Conseils podiatre

Votre journée se passe bien… puis soudain, une douleur vive à la cheville

Tout allait bien, puis sans avertissement, une douleur aiguë et perçante vous frappe à la cheville. C’est soudain, intense et impossible à ignorer. Si vous avez déjà ressenti une douleur profonde dans l’articulation — au point où même le poids d’un drap ou un simple toucher devient insupportable — il est possible que vous souffriez de goutte à la cheville.

Des milliers de personnes atteintes de goutte à la cheville deviennent temporairement incapables de marcher lors d’une crise. Pourtant, cette forme d’arthrite inflammatoire demeure l’une des plus mal comprises. La structure complexe de la cheville crée un environnement propice à l’accumulation de cristaux d’urate — aussi acérés que des aiguilles — ce qui produit un type de douleur très distinct de celui de la goutte affectant d’autres articulations.
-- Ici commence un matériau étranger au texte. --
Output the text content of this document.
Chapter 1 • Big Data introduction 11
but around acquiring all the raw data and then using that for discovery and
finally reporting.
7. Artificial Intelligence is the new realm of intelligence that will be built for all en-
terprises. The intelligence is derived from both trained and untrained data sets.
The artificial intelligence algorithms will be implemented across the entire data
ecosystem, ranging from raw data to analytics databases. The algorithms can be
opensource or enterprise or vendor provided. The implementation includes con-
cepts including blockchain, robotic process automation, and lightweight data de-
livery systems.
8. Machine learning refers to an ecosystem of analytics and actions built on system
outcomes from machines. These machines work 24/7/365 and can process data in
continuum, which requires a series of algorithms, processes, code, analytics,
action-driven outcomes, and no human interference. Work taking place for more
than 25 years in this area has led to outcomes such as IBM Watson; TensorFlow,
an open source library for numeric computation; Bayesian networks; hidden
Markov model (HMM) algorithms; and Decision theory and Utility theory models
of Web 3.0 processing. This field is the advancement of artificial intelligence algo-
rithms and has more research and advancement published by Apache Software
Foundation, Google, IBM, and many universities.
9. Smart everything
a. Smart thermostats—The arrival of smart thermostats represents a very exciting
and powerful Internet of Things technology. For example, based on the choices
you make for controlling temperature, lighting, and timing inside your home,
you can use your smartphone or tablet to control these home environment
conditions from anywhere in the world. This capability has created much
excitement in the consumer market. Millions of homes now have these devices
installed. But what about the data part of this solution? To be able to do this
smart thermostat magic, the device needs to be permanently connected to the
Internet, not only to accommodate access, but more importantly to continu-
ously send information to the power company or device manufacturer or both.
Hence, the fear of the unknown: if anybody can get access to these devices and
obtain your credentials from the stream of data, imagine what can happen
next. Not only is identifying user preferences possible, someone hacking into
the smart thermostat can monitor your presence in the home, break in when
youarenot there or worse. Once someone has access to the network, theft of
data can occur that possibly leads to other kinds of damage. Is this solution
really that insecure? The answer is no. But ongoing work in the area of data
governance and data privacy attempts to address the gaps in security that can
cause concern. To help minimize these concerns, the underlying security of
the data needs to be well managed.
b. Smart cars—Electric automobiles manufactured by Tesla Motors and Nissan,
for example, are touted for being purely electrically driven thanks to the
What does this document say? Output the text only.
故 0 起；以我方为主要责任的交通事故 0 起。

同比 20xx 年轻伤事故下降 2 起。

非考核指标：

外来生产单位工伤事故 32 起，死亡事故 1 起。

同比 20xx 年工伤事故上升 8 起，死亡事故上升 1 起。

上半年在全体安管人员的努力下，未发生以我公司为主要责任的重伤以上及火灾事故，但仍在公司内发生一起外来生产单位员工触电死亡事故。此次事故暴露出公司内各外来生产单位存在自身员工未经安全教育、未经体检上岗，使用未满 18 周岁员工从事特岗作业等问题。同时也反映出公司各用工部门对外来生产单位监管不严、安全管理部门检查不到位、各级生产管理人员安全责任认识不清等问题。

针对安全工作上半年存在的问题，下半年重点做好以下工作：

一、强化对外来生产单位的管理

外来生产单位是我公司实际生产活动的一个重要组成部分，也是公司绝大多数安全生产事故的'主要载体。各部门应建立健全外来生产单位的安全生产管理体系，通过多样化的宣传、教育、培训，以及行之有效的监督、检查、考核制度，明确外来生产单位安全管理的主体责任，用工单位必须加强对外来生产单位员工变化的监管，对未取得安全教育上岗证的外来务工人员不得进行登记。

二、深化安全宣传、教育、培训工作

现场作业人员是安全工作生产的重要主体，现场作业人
Pourquoi la goutte se développe dans la cheville

La goutte survient lorsque le corps produit trop d’acide urique ou n’arrive pas à l’éliminer adéquatement par les reins. L’acide urique provient de la dégradation des purines, présentes notamment dans :

  • la viande rouge;
  • les abats;
  • certains fruits de mer;
  • les boissons sucrées au fructose.

Normalement, l’acide urique se dissout dans le sang et est éliminé par l’urine. Lorsque ce processus est altéré, des cristaux d’urate se forment dans les articulations — causant la goutte.

Comme la cheville supporte le poids du corps et subit constamment des microtraumatismes, elle comporte des zones où les cristaux se déposent facilement. Certaines parties sont aussi moins irriguées et légèrement plus froides, favorisant la cristallisation. Le système immunitaire réagit alors violemment à ces cristaux, déclenchant l’inflammation et la douleur très intense d’une crise de goutte.

Reconnaître les symptômes de la goutte à la cheville

Les crises de goutte à la cheville diffèrent des blessures mécaniques habituelles. Elles débutent souvent par une douleur sourde et profonde, qui évolue rapidement en élancements aigus. Contrairement à une entorse, la douleur survient souvent au repos, et fréquemment la nuit.

Les signes courants incluent :

  • enflure importante;
  • peau rouge, tendue et luisante;
  • chaleur marquée au toucher;
  • douleur extrême même au contact d’une chaussette ou d’un drap (allodynie).

Certaines personnes décrivent cette sensation comme si la cheville « brûlait » ou était « transpercée par des éclats de verre ». La douleur atteint son pic en 12 à 24 heures, rendant impossible de marcher ou de mettre du poids sur le pied.

Une fois la crise passée, il peut persister une raideur, une réduction de la mobilité, voire de la fatigue ou un léger malaise général.

Les quatre stades de la goutte à la cheville

Stade 1 : Hyperuricémie asymptomatique

Le taux d’acide urique est élevé, mais aucune douleur n’est présente. Les cristaux commencent toutefois à se former silencieusement.

Stade 2 : Goutte aiguë

Crise soudaine, avec douleur intense, rougeur, chaleur et enflure. Une intervention rapide est nécessaire.

Stade 3 : Goutte intercritique

Périodes sans douleur entre les crises, mais la maladie progresse. Les crises peuvent devenir plus fréquentes et sévères.

Stade 4 : Goutte tophacée chronique

Accumulation de tophi causant douleur persistante, déformations et perte de mobilité.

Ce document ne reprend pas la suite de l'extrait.